Gern hätte man zuvor bei der einen oder anderen Information innegehalten. Denn es gab ja stellenweise durchaus Interessantes zu berichten. Auch sah man – neben den hilflosen Resultaten unsinnigen Bebilderungs-Wahns – etliche atemberaubende Aufnahmen (vor allem die Luftbilder, die freilich vielfach aus Freddie Röckenhaus‘ ZDF-Film „Deutschland von oben“ stammten) oder sinnfällige Verdichtungen.

Bloß nicht unter die Oberfläche dringen!

Eindrucksvoll war’s beispielsweise, alle Tiere auf einer Weide versammelt zu sehen, die der Durschnittsdeutsche im Laufe seines Lebens verzehrt: 945 Hühner, 46 Schweine, 4 Kühe, 12 Gänse… Auch der Einfall, dass fast die gesamte Einrichtung in Thomas Müllers Wohnung zu Öl zerfloss (weil es bei der Herstellung aller Plastik-Produkte literweise verwendet wurde), konnte sich buchstäblich sehen lassen.

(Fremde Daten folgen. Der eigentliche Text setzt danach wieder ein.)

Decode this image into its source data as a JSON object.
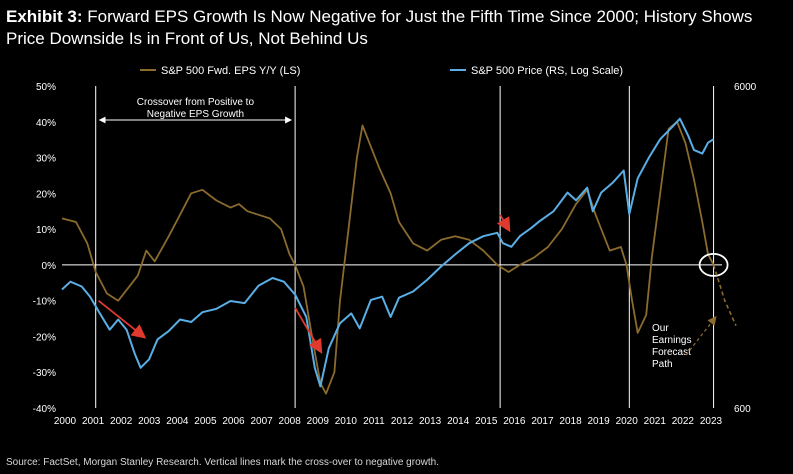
{
  "title": {
    "lead": "Exhibit 3:",
    "text": "Forward EPS Growth Is Now Negative for Just the Fifth Time Since 2000; History Shows Price Downside Is in Front of Us, Not Behind Us"
  },
  "source": "Source: FactSet, Morgan Stanley Research. Vertical lines mark the cross-over to negative growth.",
  "colors": {
    "background": "#000000",
    "eps": "#8b6b2e",
    "price": "#5aaee6",
    "arrow": "#e03a2f",
    "guide": "#ffffff"
  },
  "chart_data": {
    "type": "line",
    "x_ticks": [
      "2000",
      "2001",
      "2002",
      "2003",
      "2004",
      "2005",
      "2006",
      "2007",
      "2008",
      "2009",
      "2010",
      "2011",
      "2012",
      "2013",
      "2014",
      "2015",
      "2016",
      "2017",
      "2018",
      "2019",
      "2020",
      "2021",
      "2022",
      "2023"
    ],
    "y_left": {
      "ticks": [
        "-40%",
        "-30%",
        "-20%",
        "-10%",
        "0%",
        "10%",
        "20%",
        "30%",
        "40%",
        "50%"
      ],
      "range": [
        -40,
        50
      ],
      "unit": "%"
    },
    "y_right": {
      "ticks": [
        "600",
        "6000"
      ],
      "range": [
        600,
        6000
      ],
      "scale": "log"
    },
    "zero_line": 0,
    "series": [
      {
        "name": "S&P 500 Fwd. EPS Y/Y (LS)",
        "axis": "left",
        "color": "#8b6b2e",
        "points": [
          [
            2000.0,
            13
          ],
          [
            2000.5,
            12
          ],
          [
            2000.9,
            6
          ],
          [
            2001.2,
            -2
          ],
          [
            2001.6,
            -8
          ],
          [
            2002.0,
            -10
          ],
          [
            2002.4,
            -6
          ],
          [
            2002.7,
            -3
          ],
          [
            2003.0,
            4
          ],
          [
            2003.3,
            1
          ],
          [
            2003.8,
            8
          ],
          [
            2004.2,
            14
          ],
          [
            2004.6,
            20
          ],
          [
            2005.0,
            21
          ],
          [
            2005.5,
            18
          ],
          [
            2006.0,
            16
          ],
          [
            2006.3,
            17
          ],
          [
            2006.6,
            15
          ],
          [
            2007.0,
            14
          ],
          [
            2007.4,
            13
          ],
          [
            2007.8,
            10
          ],
          [
            2008.1,
            3
          ],
          [
            2008.3,
            0
          ],
          [
            2008.6,
            -6
          ],
          [
            2008.9,
            -20
          ],
          [
            2009.2,
            -33
          ],
          [
            2009.4,
            -36
          ],
          [
            2009.7,
            -30
          ],
          [
            2009.9,
            -10
          ],
          [
            2010.2,
            10
          ],
          [
            2010.5,
            30
          ],
          [
            2010.7,
            39
          ],
          [
            2011.0,
            33
          ],
          [
            2011.3,
            27
          ],
          [
            2011.7,
            20
          ],
          [
            2012.0,
            12
          ],
          [
            2012.5,
            6
          ],
          [
            2013.0,
            4
          ],
          [
            2013.5,
            7
          ],
          [
            2014.0,
            8
          ],
          [
            2014.5,
            7
          ],
          [
            2015.0,
            4
          ],
          [
            2015.5,
            0
          ],
          [
            2015.9,
            -2
          ],
          [
            2016.3,
            0
          ],
          [
            2016.8,
            2
          ],
          [
            2017.3,
            5
          ],
          [
            2017.8,
            10
          ],
          [
            2018.3,
            17
          ],
          [
            2018.7,
            21
          ],
          [
            2019.0,
            14
          ],
          [
            2019.5,
            4
          ],
          [
            2019.9,
            5
          ],
          [
            2020.1,
            0
          ],
          [
            2020.3,
            -10
          ],
          [
            2020.5,
            -19
          ],
          [
            2020.8,
            -14
          ],
          [
            2021.0,
            2
          ],
          [
            2021.3,
            20
          ],
          [
            2021.6,
            38
          ],
          [
            2021.9,
            40
          ],
          [
            2022.2,
            34
          ],
          [
            2022.5,
            24
          ],
          [
            2022.8,
            12
          ],
          [
            2023.0,
            3
          ],
          [
            2023.2,
            0
          ]
        ]
      },
      {
        "name": "S&P 500 Price (RS, Log Scale)",
        "axis": "right",
        "color": "#5aaee6",
        "points": [
          [
            2000.0,
            1400
          ],
          [
            2000.3,
            1480
          ],
          [
            2000.7,
            1430
          ],
          [
            2001.0,
            1330
          ],
          [
            2001.3,
            1200
          ],
          [
            2001.7,
            1050
          ],
          [
            2002.0,
            1130
          ],
          [
            2002.3,
            1050
          ],
          [
            2002.6,
            880
          ],
          [
            2002.8,
            800
          ],
          [
            2003.1,
            850
          ],
          [
            2003.4,
            980
          ],
          [
            2003.8,
            1040
          ],
          [
            2004.2,
            1130
          ],
          [
            2004.6,
            1110
          ],
          [
            2005.0,
            1190
          ],
          [
            2005.5,
            1220
          ],
          [
            2006.0,
            1290
          ],
          [
            2006.5,
            1270
          ],
          [
            2007.0,
            1440
          ],
          [
            2007.5,
            1520
          ],
          [
            2007.9,
            1480
          ],
          [
            2008.3,
            1350
          ],
          [
            2008.7,
            1150
          ],
          [
            2009.0,
            800
          ],
          [
            2009.2,
            700
          ],
          [
            2009.5,
            920
          ],
          [
            2009.9,
            1100
          ],
          [
            2010.3,
            1180
          ],
          [
            2010.6,
            1060
          ],
          [
            2011.0,
            1300
          ],
          [
            2011.4,
            1330
          ],
          [
            2011.7,
            1150
          ],
          [
            2012.0,
            1320
          ],
          [
            2012.5,
            1380
          ],
          [
            2013.0,
            1500
          ],
          [
            2013.5,
            1650
          ],
          [
            2014.0,
            1800
          ],
          [
            2014.5,
            1950
          ],
          [
            2015.0,
            2050
          ],
          [
            2015.5,
            2100
          ],
          [
            2015.7,
            1950
          ],
          [
            2016.0,
            1900
          ],
          [
            2016.3,
            2050
          ],
          [
            2016.7,
            2170
          ],
          [
            2017.0,
            2280
          ],
          [
            2017.5,
            2450
          ],
          [
            2018.0,
            2800
          ],
          [
            2018.3,
            2650
          ],
          [
            2018.7,
            2900
          ],
          [
            2018.9,
            2450
          ],
          [
            2019.2,
            2800
          ],
          [
            2019.6,
            3000
          ],
          [
            2020.0,
            3280
          ],
          [
            2020.2,
            2400
          ],
          [
            2020.5,
            3100
          ],
          [
            2020.9,
            3600
          ],
          [
            2021.3,
            4100
          ],
          [
            2021.7,
            4450
          ],
          [
            2022.0,
            4750
          ],
          [
            2022.3,
            4200
          ],
          [
            2022.5,
            3800
          ],
          [
            2022.8,
            3700
          ],
          [
            2023.0,
            4000
          ],
          [
            2023.2,
            4100
          ]
        ]
      }
    ],
    "crossover_lines": [
      2001.2,
      2008.3,
      2015.6,
      2020.2,
      2023.2
    ],
    "annotations": {
      "crossover_label_lines": [
        "Crossover from Positive to",
        "Negative EPS Growth"
      ],
      "crossover_arrow_span": [
        2001.2,
        2008.3
      ],
      "forecast_label_lines": [
        "Our",
        "Earnings",
        "Forecast",
        "Path"
      ],
      "forecast_path": [
        [
          2023.2,
          0
        ],
        [
          2023.6,
          -10
        ],
        [
          2024.0,
          -17
        ]
      ],
      "decline_arrows": [
        [
          2001.3,
          -10,
          2002.9,
          -20
        ],
        [
          2008.3,
          -12,
          2009.2,
          -24
        ],
        [
          2015.6,
          14,
          2015.9,
          10
        ]
      ],
      "circle_center": [
        2023.2,
        0
      ]
    },
    "legend_position": "top",
    "grid": false
  }
}
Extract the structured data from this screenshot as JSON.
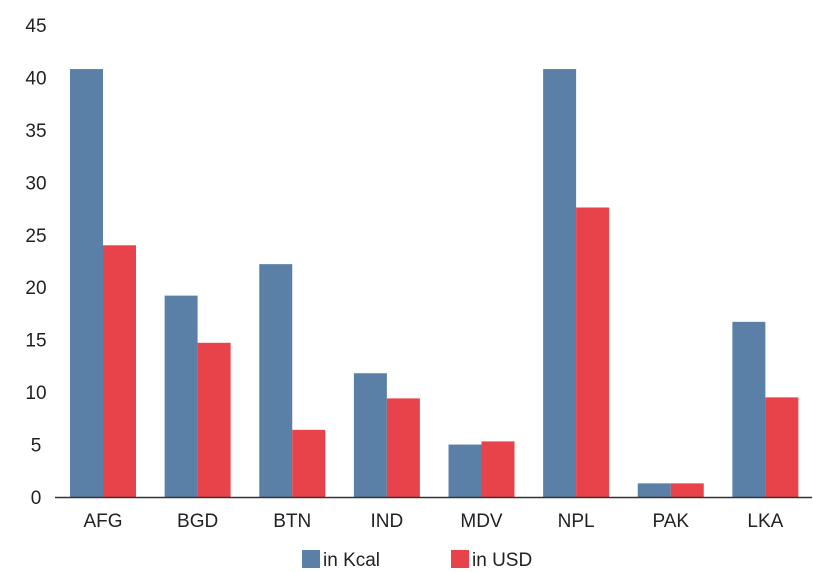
{
  "chart_data": {
    "type": "bar",
    "categories": [
      "AFG",
      "BGD",
      "BTN",
      "IND",
      "MDV",
      "NPL",
      "PAK",
      "LKA"
    ],
    "series": [
      {
        "name": "in Kcal",
        "color": "#5b80a8",
        "values": [
          40.8,
          19.2,
          22.2,
          11.8,
          5.0,
          40.8,
          1.3,
          16.7
        ]
      },
      {
        "name": "in USD",
        "color": "#e8424a",
        "values": [
          24.0,
          14.7,
          6.4,
          9.4,
          5.3,
          27.6,
          1.3,
          9.5
        ]
      }
    ],
    "title": "",
    "xlabel": "",
    "ylabel": "",
    "ylim": [
      0,
      45
    ],
    "yticks": [
      0,
      5,
      10,
      15,
      20,
      25,
      30,
      35,
      40,
      45
    ],
    "grid": false,
    "legend_position": "bottom"
  }
}
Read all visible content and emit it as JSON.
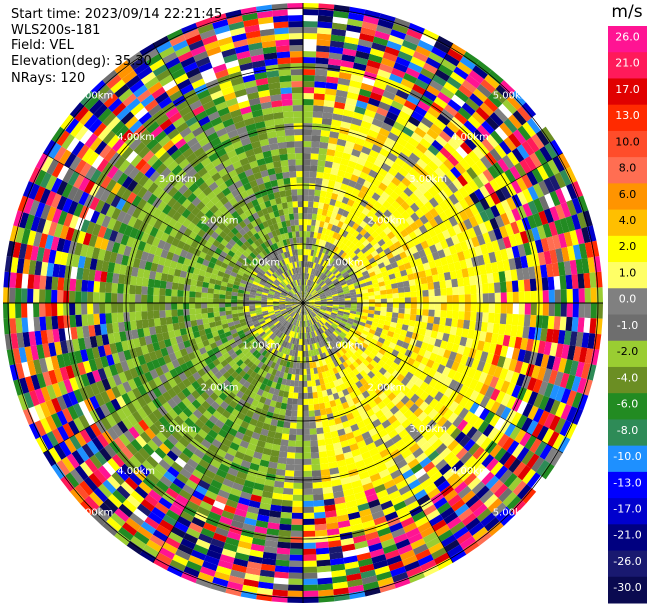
{
  "header": {
    "start_time": "Start time: 2023/09/14 22:21:45",
    "instrument": "WLS200s-181",
    "field": "Field: VEL",
    "elevation": "Elevation(deg): 35.30",
    "nrays": "NRays: 120"
  },
  "colorbar": {
    "unit": "m/s",
    "ticks": [
      "26.0",
      "21.0",
      "17.0",
      "13.0",
      "10.0",
      "8.0",
      "6.0",
      "4.0",
      "2.0",
      "1.0",
      "0.0",
      "-1.0",
      "-2.0",
      "-4.0",
      "-6.0",
      "-8.0",
      "-10.0",
      "-13.0",
      "-17.0",
      "-21.0",
      "-26.0",
      "-30.0"
    ],
    "colors": [
      "#ff1493",
      "#ff1a5a",
      "#e00000",
      "#ff2a00",
      "#ff4d2a",
      "#ff6e52",
      "#ff9400",
      "#ffbf00",
      "#ffff00",
      "#ffff66",
      "#808080",
      "#6e6e6e",
      "#9acd32",
      "#6b8e23",
      "#228b22",
      "#2e8b57",
      "#1e90ff",
      "#0000ff",
      "#0000cd",
      "#000080",
      "#191970",
      "#0a0a50"
    ]
  },
  "chart_data": {
    "type": "heatmap",
    "subtype": "ppi-polar",
    "field": "VEL",
    "unit": "m/s",
    "nrays": 120,
    "elevation_deg": 35.3,
    "range_rings_km": [
      1.0,
      2.0,
      3.0,
      4.0,
      5.0
    ],
    "range_ring_labels": [
      "1.00km",
      "2.00km",
      "3.00km",
      "4.00km",
      "5.00km"
    ],
    "colorbar_range": [
      -30.0,
      26.0
    ]
  }
}
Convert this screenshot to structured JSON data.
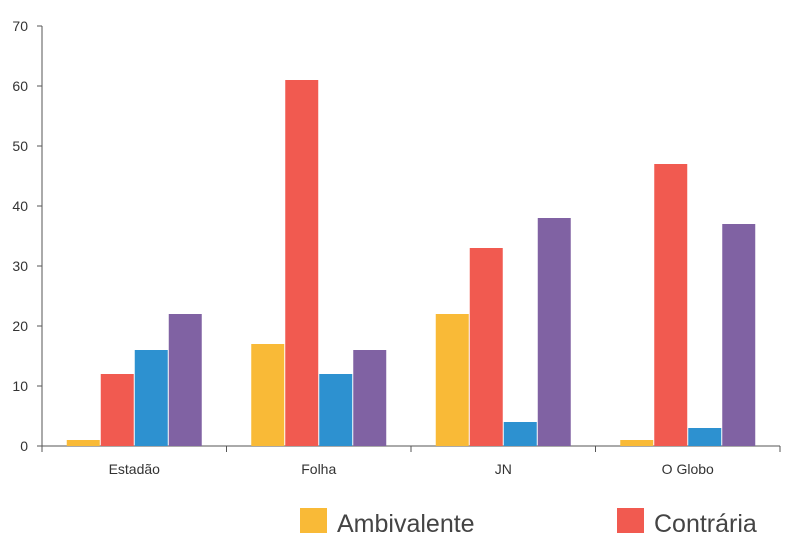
{
  "chart_data": {
    "type": "bar",
    "title": "",
    "xlabel": "",
    "ylabel": "",
    "categories": [
      "Estadão",
      "Folha",
      "JN",
      "O Globo"
    ],
    "ylim": [
      0,
      70
    ],
    "yticks": [
      0,
      10,
      20,
      30,
      40,
      50,
      60,
      70
    ],
    "grid": false,
    "legend_position": "bottom-right",
    "series": [
      {
        "name": "Ambivalente",
        "color": "#F9BA37",
        "values": [
          1,
          17,
          22,
          1
        ]
      },
      {
        "name": "Contrária",
        "color": "#F15A50",
        "values": [
          12,
          61,
          33,
          47
        ]
      },
      {
        "color": "#2D91D0",
        "values": [
          16,
          12,
          4,
          3
        ]
      },
      {
        "color": "#8062A3",
        "values": [
          22,
          16,
          38,
          37
        ]
      }
    ]
  }
}
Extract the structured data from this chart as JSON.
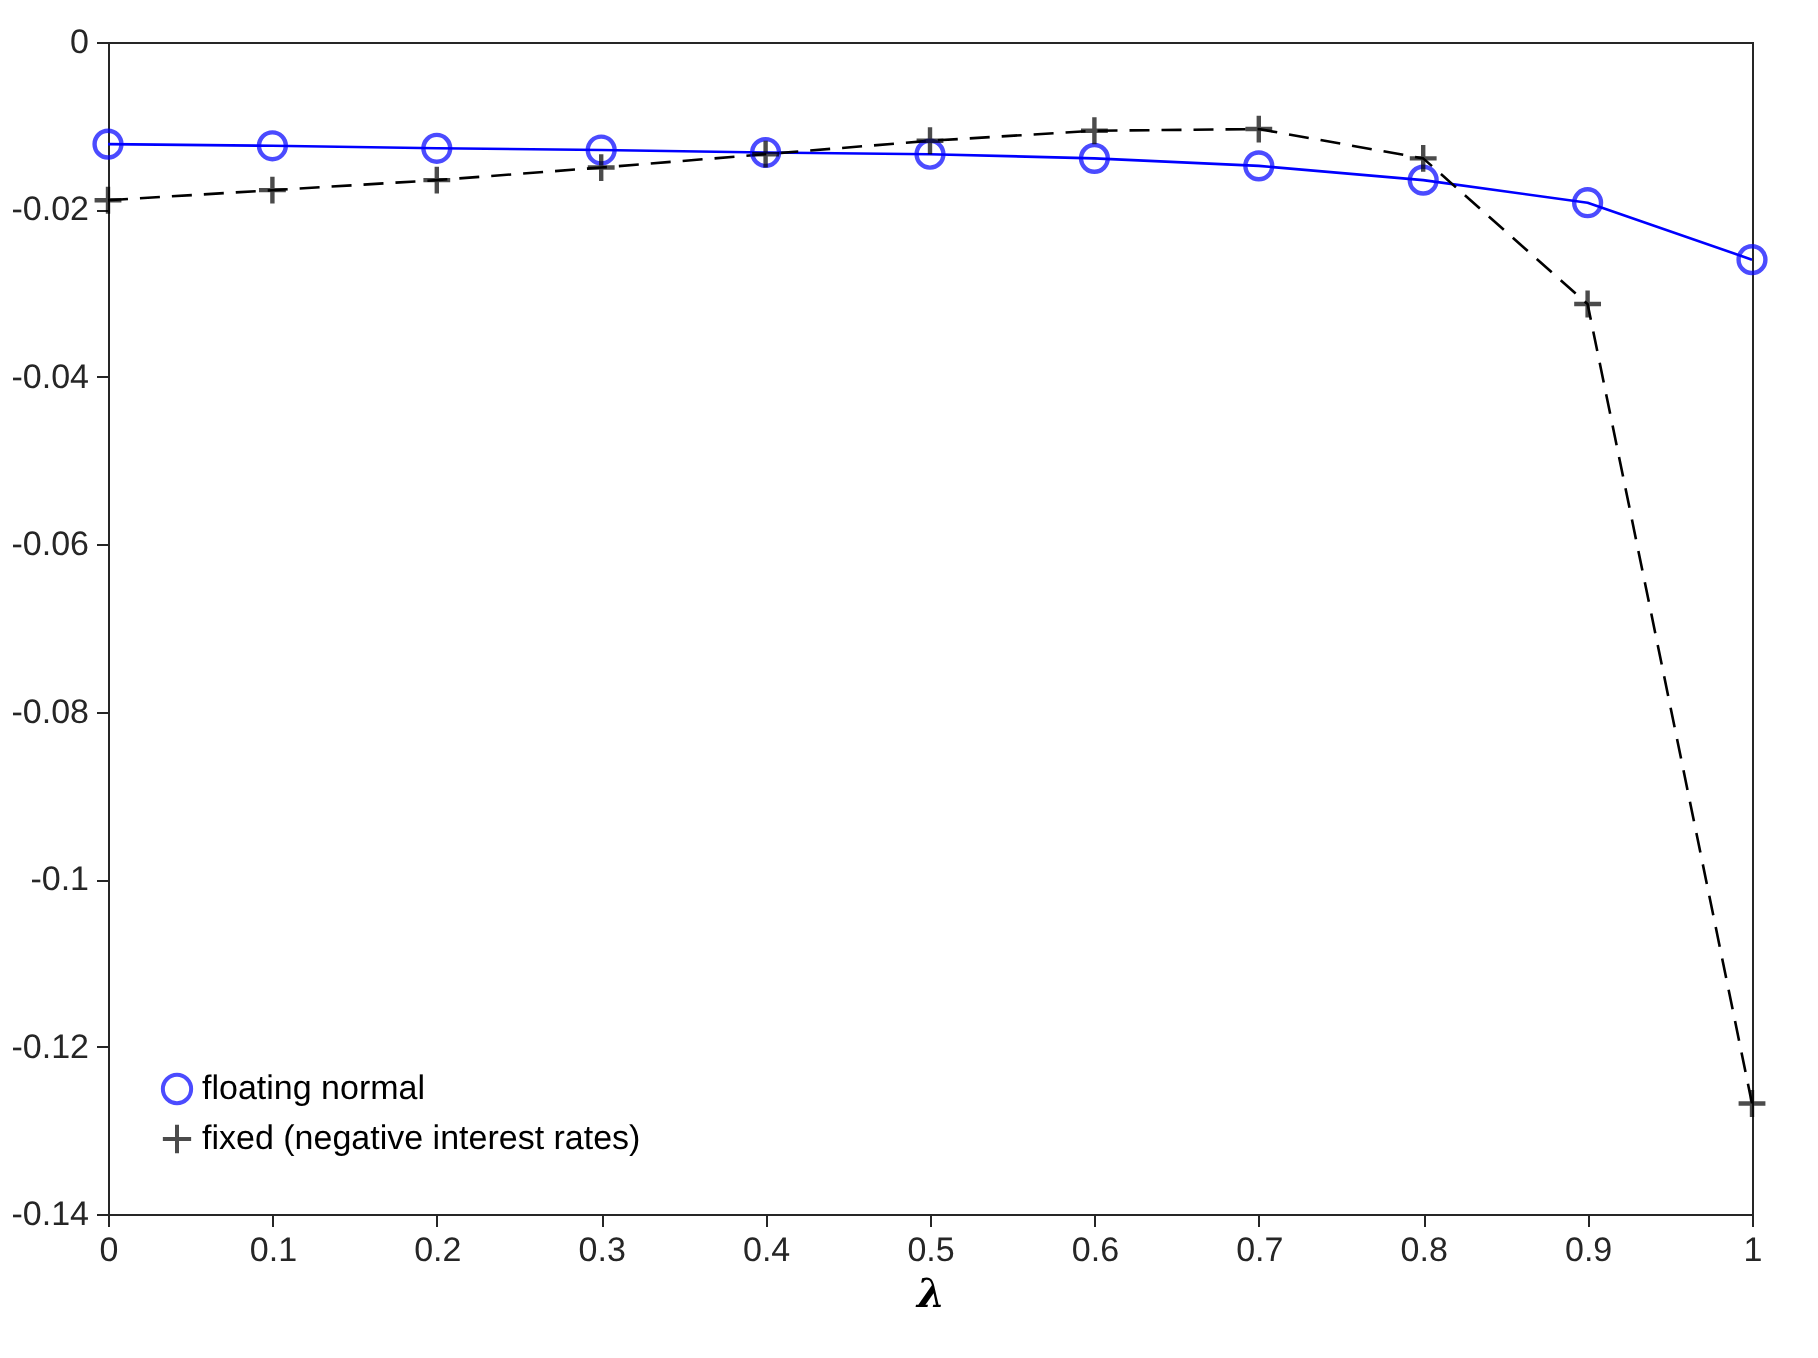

Doch kaum drohte es mal wirklich interessant zu werden, da hechelte man schon wieder weiter. Die Devise schien zu lauten: Bloß nicht unter die Oberfläche dringen, bloß keine heißeren Eisen anpacken! Auf diese Weise ließ man so manchen Themenansatz sträflich links liegen.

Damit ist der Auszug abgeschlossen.